Lee's perspective carries unusual weight because of his unique vantage point spanning both Chinese and American AI development. Over a career spanning more than three decades, he has held senior positions at Apple, Microsoft, and Google, while also founding Sinovation Ventures, which has invested in more than 400 companies across both countries. His AI company, 01.AI, founded in 2023, has released several open-source models that rank among the most capable in the world.

For American companies and policymakers, Lee's analysis presents a complex strategic picture.

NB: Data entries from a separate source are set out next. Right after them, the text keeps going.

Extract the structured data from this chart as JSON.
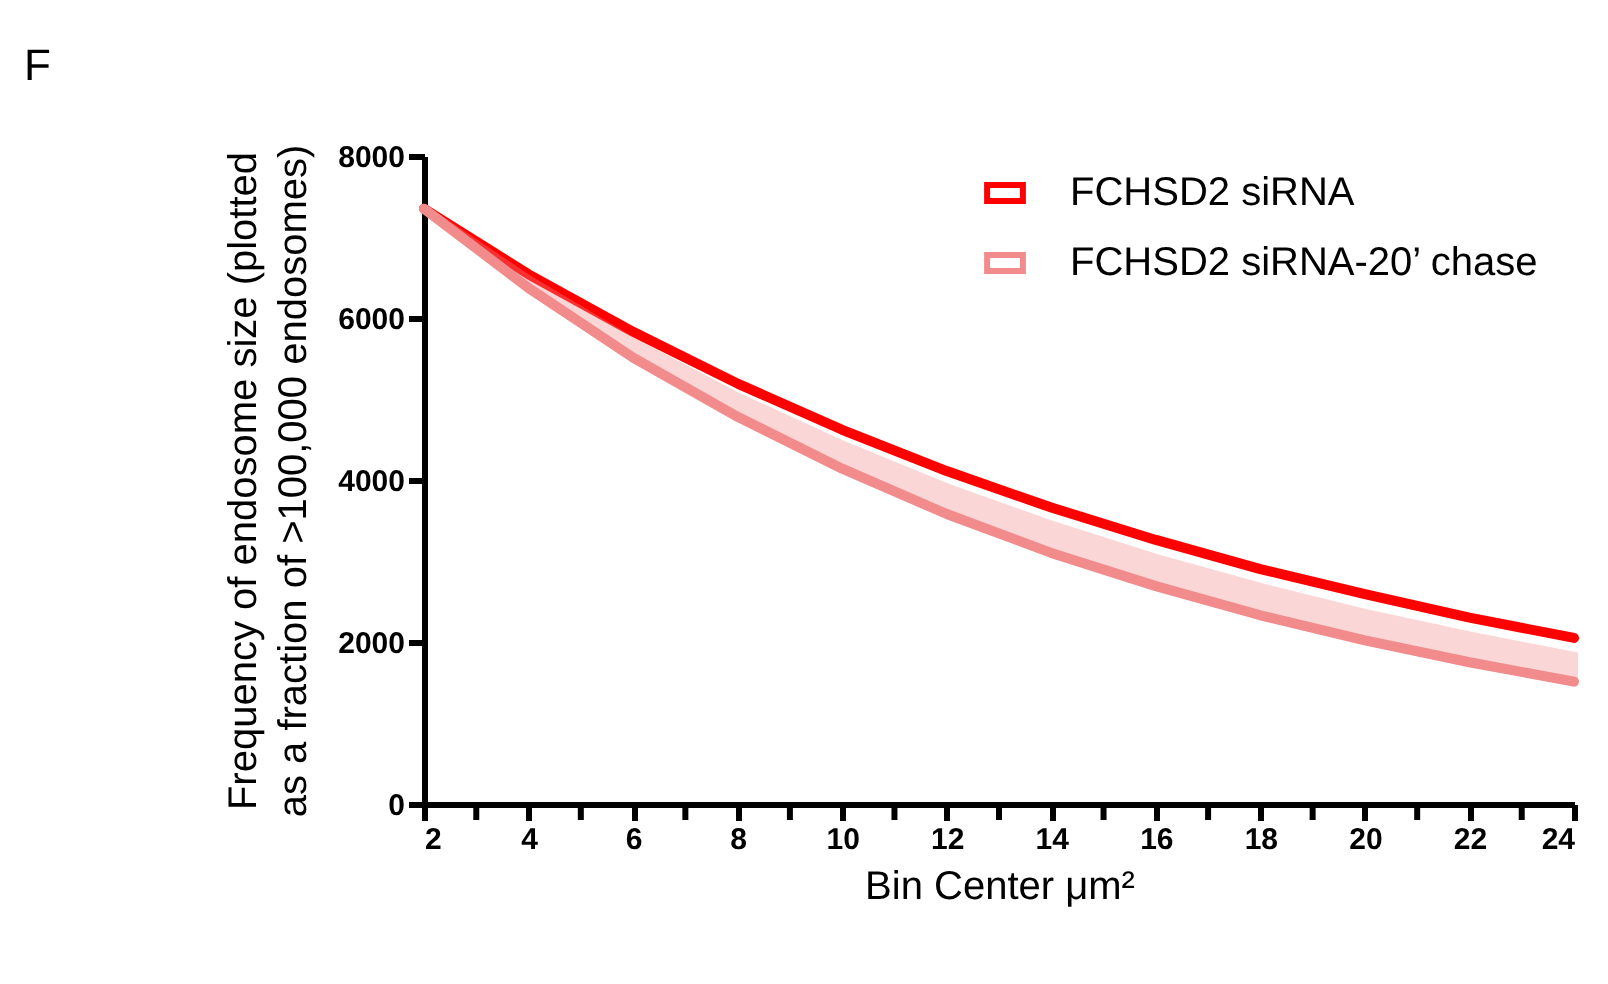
{
  "chart_data": {
    "type": "line",
    "title": "F",
    "xlabel": "Bin Center μm²",
    "ylabel": "Frequency of endosome size (plotted\nas a fraction of >100,000 endosomes)",
    "x": [
      2,
      4,
      6,
      8,
      10,
      12,
      14,
      16,
      18,
      20,
      22,
      24
    ],
    "series": [
      {
        "name": "FCHSD2 siRNA",
        "color": "#ff0000",
        "values": [
          7350,
          6540,
          5830,
          5190,
          4620,
          4110,
          3660,
          3260,
          2900,
          2590,
          2300,
          2050
        ]
      },
      {
        "name": "FCHSD2 siRNA-20’ chase",
        "color": "#f28b8b",
        "values": [
          7350,
          6370,
          5510,
          4780,
          4140,
          3580,
          3100,
          2690,
          2330,
          2020,
          1750,
          1510
        ],
        "lower": [
          7350,
          6370,
          5510,
          4780,
          4140,
          3580,
          3100,
          2690,
          2330,
          2020,
          1750,
          1510
        ],
        "upper": [
          7350,
          6480,
          5710,
          5030,
          4440,
          3910,
          3450,
          3040,
          2680,
          2360,
          2080,
          1830
        ]
      }
    ],
    "xlim": [
      2,
      24
    ],
    "xticks": [
      2,
      {
        "value": 3,
        "label": null
      },
      4,
      {
        "value": 5,
        "label": null
      },
      6,
      {
        "value": 7,
        "label": null
      },
      8,
      {
        "value": 9,
        "label": null
      },
      10,
      {
        "value": 11,
        "label": null
      },
      12,
      {
        "value": 13,
        "label": null
      },
      14,
      {
        "value": 15,
        "label": null
      },
      16,
      {
        "value": 17,
        "label": null
      },
      18,
      {
        "value": 19,
        "label": null
      },
      20,
      {
        "value": 21,
        "label": null
      },
      22,
      {
        "value": 23,
        "label": null
      },
      24
    ],
    "ylim": [
      0,
      8000
    ],
    "yticks": [
      0,
      2000,
      4000,
      6000,
      8000
    ],
    "grid": false,
    "legend": "top right"
  }
}
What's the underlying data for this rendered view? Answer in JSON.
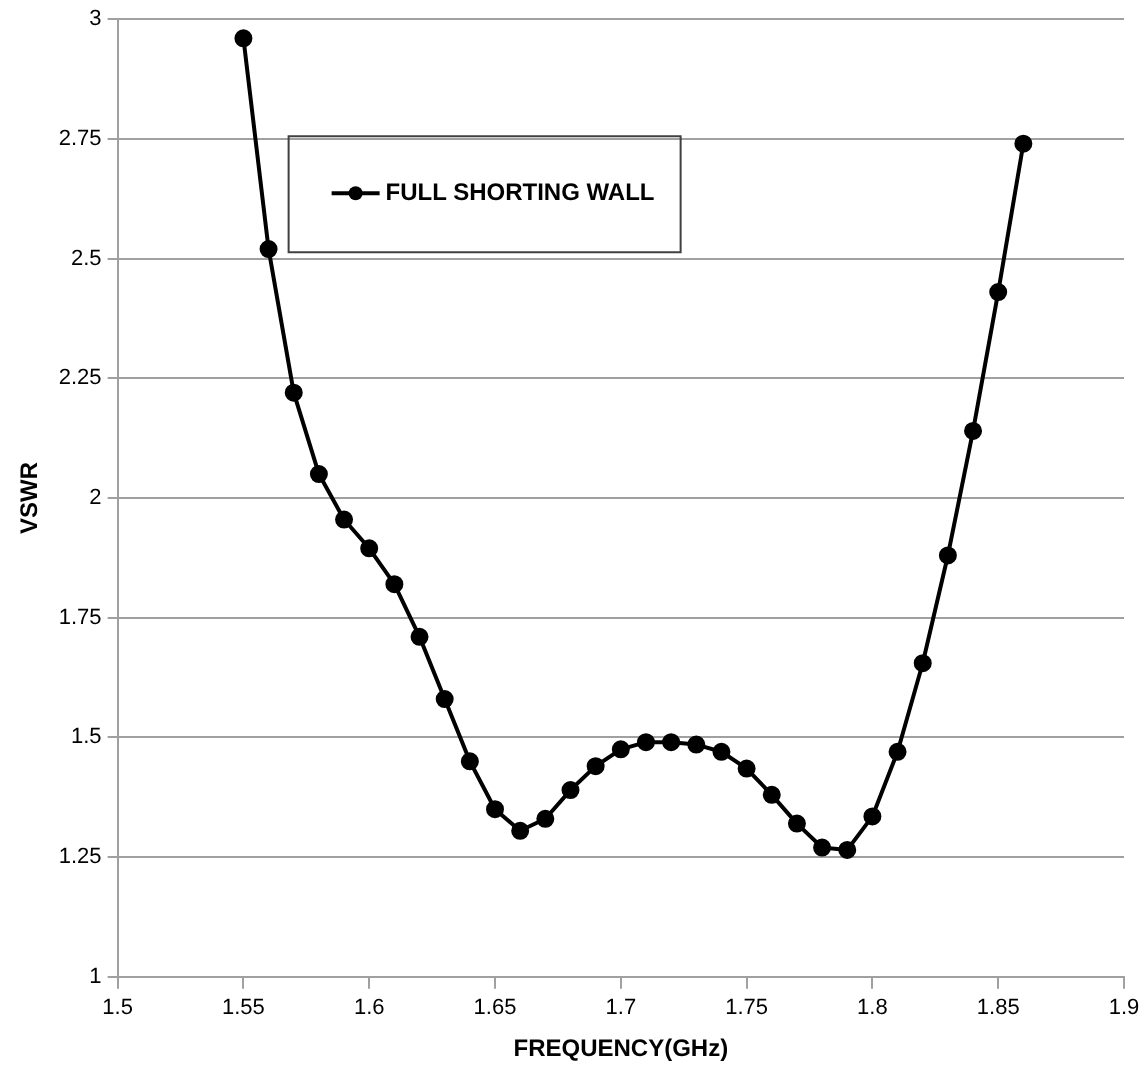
{
  "chart_data": {
    "type": "line",
    "xlabel": "FREQUENCY(GHz)",
    "ylabel": "VSWR",
    "x": [
      1.55,
      1.56,
      1.57,
      1.58,
      1.59,
      1.6,
      1.61,
      1.62,
      1.63,
      1.64,
      1.65,
      1.66,
      1.67,
      1.68,
      1.69,
      1.7,
      1.71,
      1.72,
      1.73,
      1.74,
      1.75,
      1.76,
      1.77,
      1.78,
      1.79,
      1.8,
      1.81,
      1.82,
      1.83,
      1.84,
      1.85,
      1.86
    ],
    "series": [
      {
        "name": "FULL SHORTING WALL",
        "color": "#000000",
        "values": [
          2.96,
          2.52,
          2.22,
          2.05,
          1.955,
          1.895,
          1.82,
          1.71,
          1.58,
          1.45,
          1.35,
          1.305,
          1.33,
          1.39,
          1.44,
          1.475,
          1.49,
          1.49,
          1.485,
          1.47,
          1.435,
          1.38,
          1.32,
          1.27,
          1.265,
          1.335,
          1.47,
          1.655,
          1.88,
          2.14,
          2.43,
          2.74
        ]
      }
    ],
    "xlim": [
      1.5,
      1.9
    ],
    "xticks": [
      1.5,
      1.55,
      1.6,
      1.65,
      1.7,
      1.75,
      1.8,
      1.85,
      1.9
    ],
    "ylim": [
      1,
      3
    ],
    "yticks": [
      1,
      1.25,
      1.5,
      1.75,
      2,
      2.25,
      2.5,
      2.75,
      3
    ],
    "grid": "y",
    "legend": "top left",
    "marker": "circle",
    "line_style": "solid"
  }
}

The United States appears to have clear advantages in enterprise AI software, fundamental research, and computing infrastructure. But China is moving faster in consumer applications, manufacturing robotics at lower costs, and potentially pulling ahead in open-source model development.

The bifurcation suggests that rather than a single "winner" in AI, the world may be heading toward a technology landscape where different countries excel in different domains — with all the economic and geopolitical complications that implies.

As the TED AI conference continued Wednesday, Lee's assessment hung over subsequent discussions. His message seemed clear: the AI race is not one contest, but many — and the United States and China are each winning different races.

Standing in the conference hall afterward, one venture capitalist, who asked not to be named, summed up the mood in the room: "We're not competing with China anymore. We're competing on parallel tracks." Whether those tracks eventually converge — or diverge into entirely separate technology ecosystems — may be the defining question of the next decade.